Returning to Dili yesterday following an audience with the Pope in the Vatican, Mr Ramos Horta said there was growing evidence of a "political motivation" to the fighting that had left up to 10 people dead in the past week.
"There have been some organised attempts - efforts with money, drugs given to youths - designed to instigate violence," he said.
"This suggests only that there might be some elements involved with an obvious political agenda."
Mr Ramos Horta said his Government, the UN and Australian troops were investigating the organisers of the violence, and expected results within days.
The streets of Dili have been quiet since Friday, but concerns remain about continuing tensions across the capital and the potential for violence to break out at any time.
"These people who are doing this, they know we are watching, they know we are obtaining evidence about them, so that might discourage them and make them stop this violence," Mr Ramos Horta said.
"I'm confident we will know their identity in the coming days ... In due course, we will let the public know, expose those who are determined to continue to destabilise this country.
"On our side, we have very long experience, through 24 years' of resistance, in finding out who's who."
The Prime Minister's comments come amid growing anti-Australian sentiment in Dili, where the violence has been exacerbated by widespread use of methamphetamines among disaffected youth.
On the weekend, a local newspaper blamed Australian troops for the deaths of two Timorese men, a claim rejected by Prime Minister John Howard and the head of the Australian Defence Force.
Mr Ramos Horta said yesterday that the only people who wanted to discredit Australian or Portuguese troops in East Timor were "the enemies of this country, the enemies of peace".
"In May, we were desperate because our police imploded and people were being killed, and there was a danger of a civil war," he said.
"We called upon our friends - Australia, New Zealand, Malaysia and Portugal. All of them responded promptly. If not for them, I don't know where East Timor would be today.

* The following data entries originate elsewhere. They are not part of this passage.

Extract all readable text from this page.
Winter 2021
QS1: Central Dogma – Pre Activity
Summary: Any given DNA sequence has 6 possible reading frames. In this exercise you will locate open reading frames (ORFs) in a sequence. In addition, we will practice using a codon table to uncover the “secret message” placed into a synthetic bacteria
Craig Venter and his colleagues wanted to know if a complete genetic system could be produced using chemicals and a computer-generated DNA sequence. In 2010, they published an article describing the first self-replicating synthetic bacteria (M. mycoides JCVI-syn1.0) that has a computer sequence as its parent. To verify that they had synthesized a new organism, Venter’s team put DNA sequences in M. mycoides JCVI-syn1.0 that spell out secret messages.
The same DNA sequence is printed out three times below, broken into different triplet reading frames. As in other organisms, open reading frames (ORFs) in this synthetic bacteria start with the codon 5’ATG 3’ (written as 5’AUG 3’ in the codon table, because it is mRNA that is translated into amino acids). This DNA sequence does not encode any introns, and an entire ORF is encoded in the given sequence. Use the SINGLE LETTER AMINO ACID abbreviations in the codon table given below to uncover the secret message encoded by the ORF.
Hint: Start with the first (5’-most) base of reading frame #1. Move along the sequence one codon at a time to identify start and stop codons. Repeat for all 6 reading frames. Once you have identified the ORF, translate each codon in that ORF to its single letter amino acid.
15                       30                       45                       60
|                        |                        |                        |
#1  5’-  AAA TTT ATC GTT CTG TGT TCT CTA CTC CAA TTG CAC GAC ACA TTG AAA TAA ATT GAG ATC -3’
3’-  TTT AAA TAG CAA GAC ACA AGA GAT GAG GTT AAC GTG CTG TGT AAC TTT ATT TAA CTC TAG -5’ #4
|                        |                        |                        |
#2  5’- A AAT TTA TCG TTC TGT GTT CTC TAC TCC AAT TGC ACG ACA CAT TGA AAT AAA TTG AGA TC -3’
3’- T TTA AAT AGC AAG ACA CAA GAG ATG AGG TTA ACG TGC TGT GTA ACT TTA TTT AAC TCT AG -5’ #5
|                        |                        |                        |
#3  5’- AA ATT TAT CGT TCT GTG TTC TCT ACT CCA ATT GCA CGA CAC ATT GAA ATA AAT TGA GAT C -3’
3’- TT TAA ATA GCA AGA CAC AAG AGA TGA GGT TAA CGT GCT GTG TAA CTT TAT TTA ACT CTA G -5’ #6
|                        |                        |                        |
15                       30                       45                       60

"So only people who have no interest in seeing this country stabilise would engage in a campaign of trying to discredit our friends."
The Australian reported yesterday how a dirty form of the drug "ice", manufactured locally and distributed to young Timorese, was fuelling the gang violence in Dili.
Mr Ramos Horta said drug users were in the minority, but agreed that the use of methamphetamines was contributing to the violence.